Why generative AI doesn't plagiarize
Published on Mar 30, 2025 in Thoughts on AI
This article is going to be quite short, since the subject is actually, from a technical point of view, very simple. Everything I’m going to say is true for text or image generation.
It’s quite common to see the crowd of the internet railing against the plagiarism of generative AI.
For anyone who has ever trained a generative model, it is obvious that the question does not arise.
Indeed, when you train these kinds of models, you try to avoid underfitting and overfitting. To do this, we compare two metrics, the training loss and the eval loss. Once the training loss has converged to its minimum (this is the goal of training), the eval loss must not diverge from the training loss.
When the eval loss is too low, it is called underfitting, which means that the model has not been able to learn the data. It can be too much data for a too small model or poor adjustment of training hyperparameters.
Overfitting is when the model stores data instead of “understanding” patterns. It’s detected when the eval loss is too high. Again, this can be a poor setting of the hyperparameters. We can also use a dropout layer to prevent this.
But no one wants overfitting. When training a model, you want to develop the ability to generalize the data, not memorize them and bring them out later.
A well-trained model can make a good pastiche, but in no way plagiarism. It does not store data. Just the substantive marrow.
This is why American law considers that the use of copyrighted data for the training of a model falls within the scope of fair use.

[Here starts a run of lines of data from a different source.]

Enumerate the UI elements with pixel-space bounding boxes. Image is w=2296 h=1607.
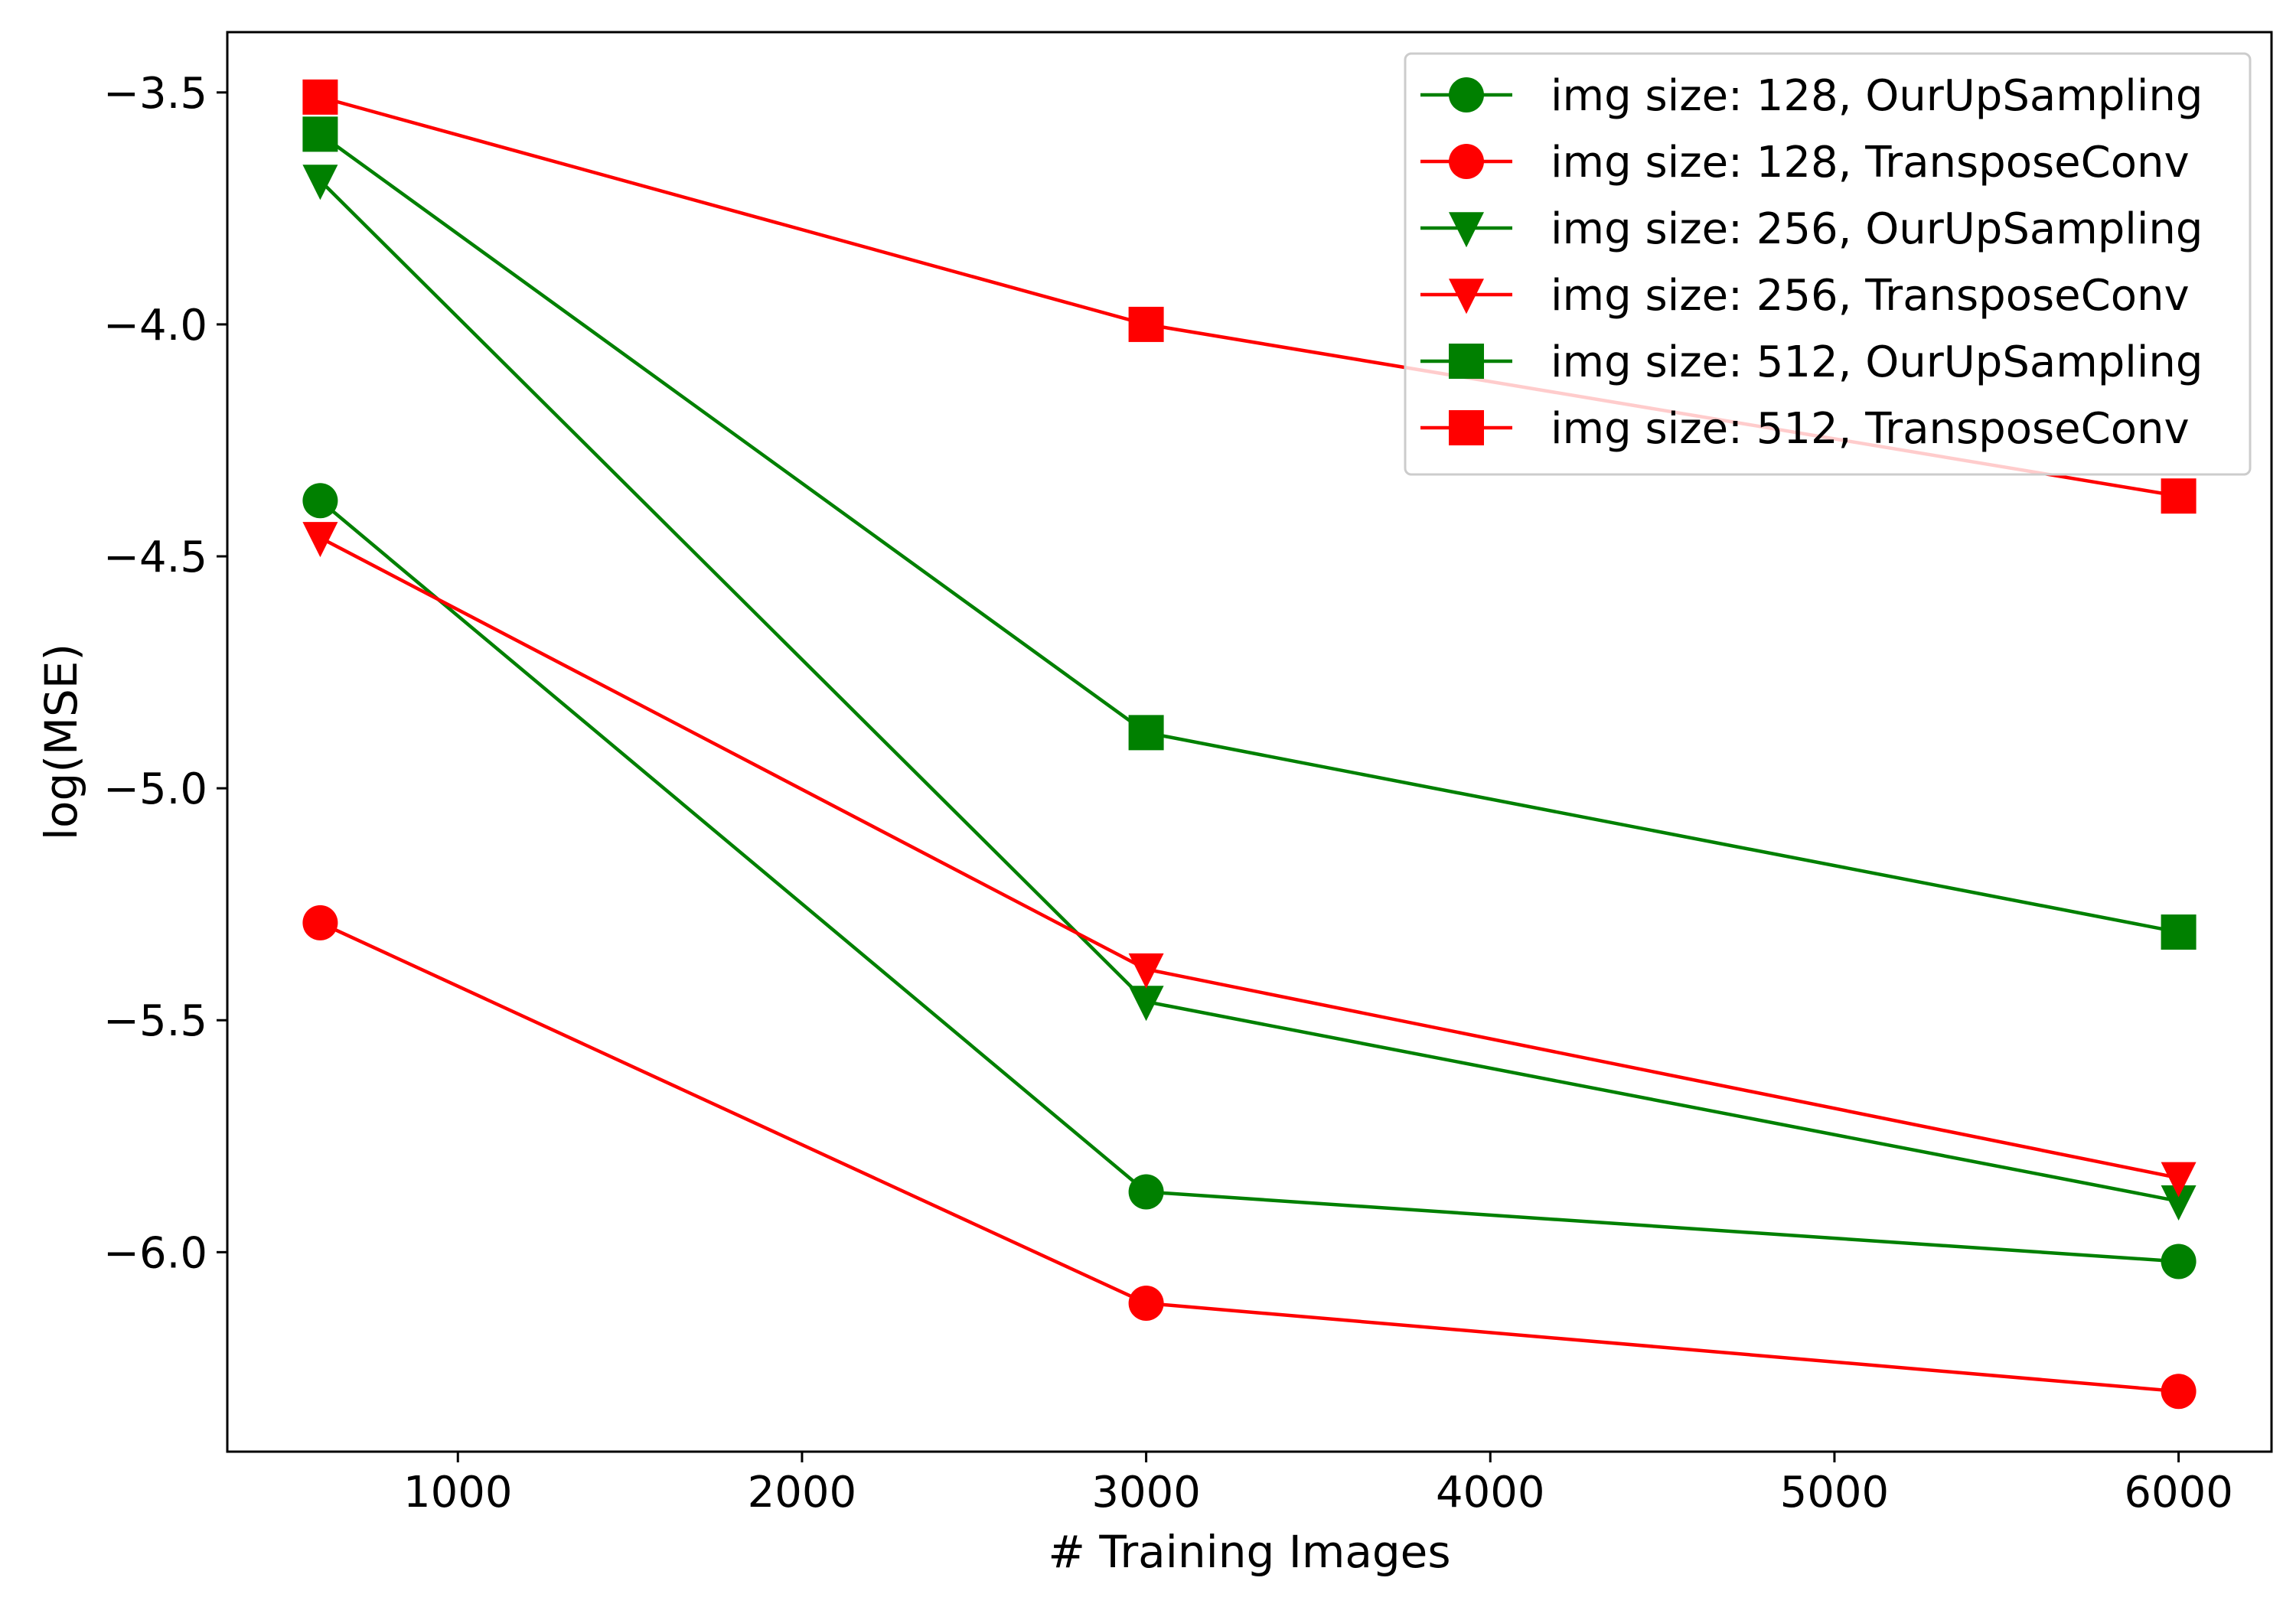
data-point xyxy=(1128,1174,1164,1210)
legend-label: img size: 256, TransposeConv xyxy=(1551,271,2190,321)
legend-box xyxy=(1404,52,2252,476)
x-tick-label: 1000 xyxy=(403,1468,513,1517)
data-point xyxy=(302,483,338,519)
y-tick-label: −4.0 xyxy=(103,301,207,350)
legend-marker xyxy=(1449,212,1484,248)
data-point xyxy=(2161,1162,2197,1198)
legend-marker xyxy=(1449,144,1484,179)
legend-entry: img size: 512, TransposeConv xyxy=(1420,404,2190,454)
y-tick-label: −3.5 xyxy=(103,69,207,119)
x-tick-label: 6000 xyxy=(2124,1468,2233,1517)
data-point xyxy=(302,905,338,940)
data-point xyxy=(2161,478,2197,514)
y-tick-label: −4.5 xyxy=(103,533,207,582)
legend-entry: img size: 512, OurUpSampling xyxy=(1420,337,2203,387)
legend-marker xyxy=(1449,344,1484,379)
series-5 xyxy=(302,116,2197,950)
y-axis-label: log(MSE) xyxy=(35,644,87,840)
x-axis-ticks: 1000 2000 3000 4000 5000 6000 xyxy=(403,1452,2233,1517)
legend-label: img size: 512, TransposeConv xyxy=(1551,404,2190,454)
x-tick-label: 2000 xyxy=(748,1468,857,1517)
series-4 xyxy=(302,522,2197,1198)
data-point xyxy=(1128,986,1164,1022)
data-point xyxy=(1128,1286,1164,1322)
x-tick-label: 5000 xyxy=(1780,1468,1890,1517)
y-tick-label: −5.0 xyxy=(103,764,207,814)
series-1 xyxy=(302,483,2197,1279)
legend-label: img size: 256, OurUpSampling xyxy=(1551,204,2203,254)
x-tick-label: 4000 xyxy=(1436,1468,1545,1517)
data-point xyxy=(1128,953,1164,989)
data-point xyxy=(302,116,338,152)
series-layer xyxy=(302,79,2197,1410)
data-point xyxy=(302,165,338,200)
legend-entry: img size: 256, TransposeConv xyxy=(1420,271,2190,321)
y-axis-ticks: −3.5 −4.0 −4.5 −5.0 −5.5 −6.0 xyxy=(103,69,227,1278)
legend-marker xyxy=(1449,279,1484,315)
legend-entry: img size: 128, OurUpSampling xyxy=(1420,71,2203,121)
legend: img size: 128, OurUpSampling img size: 12… xyxy=(1404,52,2252,476)
plot-frame xyxy=(226,31,2273,1453)
data-point xyxy=(2161,914,2197,950)
data-point xyxy=(2161,1185,2197,1221)
legend-label: img size: 128, OurUpSampling xyxy=(1551,71,2203,121)
legend-entry: img size: 128, TransposeConv xyxy=(1420,138,2190,187)
series-2 xyxy=(302,905,2197,1410)
series-3 xyxy=(302,165,2197,1221)
data-point xyxy=(302,79,338,115)
data-point xyxy=(2161,1244,2197,1279)
legend-entry: img size: 256, OurUpSampling xyxy=(1420,204,2203,254)
data-point xyxy=(2161,1374,2197,1410)
legend-marker xyxy=(1449,77,1484,112)
legend-marker xyxy=(1449,410,1484,445)
x-tick-label: 3000 xyxy=(1091,1468,1201,1517)
legend-label: img size: 512, OurUpSampling xyxy=(1551,337,2203,387)
data-point xyxy=(1128,306,1164,342)
x-axis-label: # Training Images xyxy=(1048,1526,1450,1578)
y-tick-label: −5.5 xyxy=(103,996,207,1046)
legend-label: img size: 128, TransposeConv xyxy=(1551,138,2190,187)
data-point xyxy=(302,522,338,558)
y-tick-label: −6.0 xyxy=(103,1228,207,1278)
data-point xyxy=(1128,715,1164,751)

But it’s not that simple in all countries.
Fundamentally, the subject of plagiarism is not a very deep debate, led by people who have never trained a generative model and have no idea how it works. It can happen that a poorly trained model produces training data. But in this case, the problem is not that generative AI plagiarizes. The problem is that there are poorly trained models.
On the other hand, many other subjects should be debated more, such as the ethical way to acquire data, transparency on the data used… But I believe that the plagiarism debate is simple (but false), so it crystallizes all the emotions on the subject.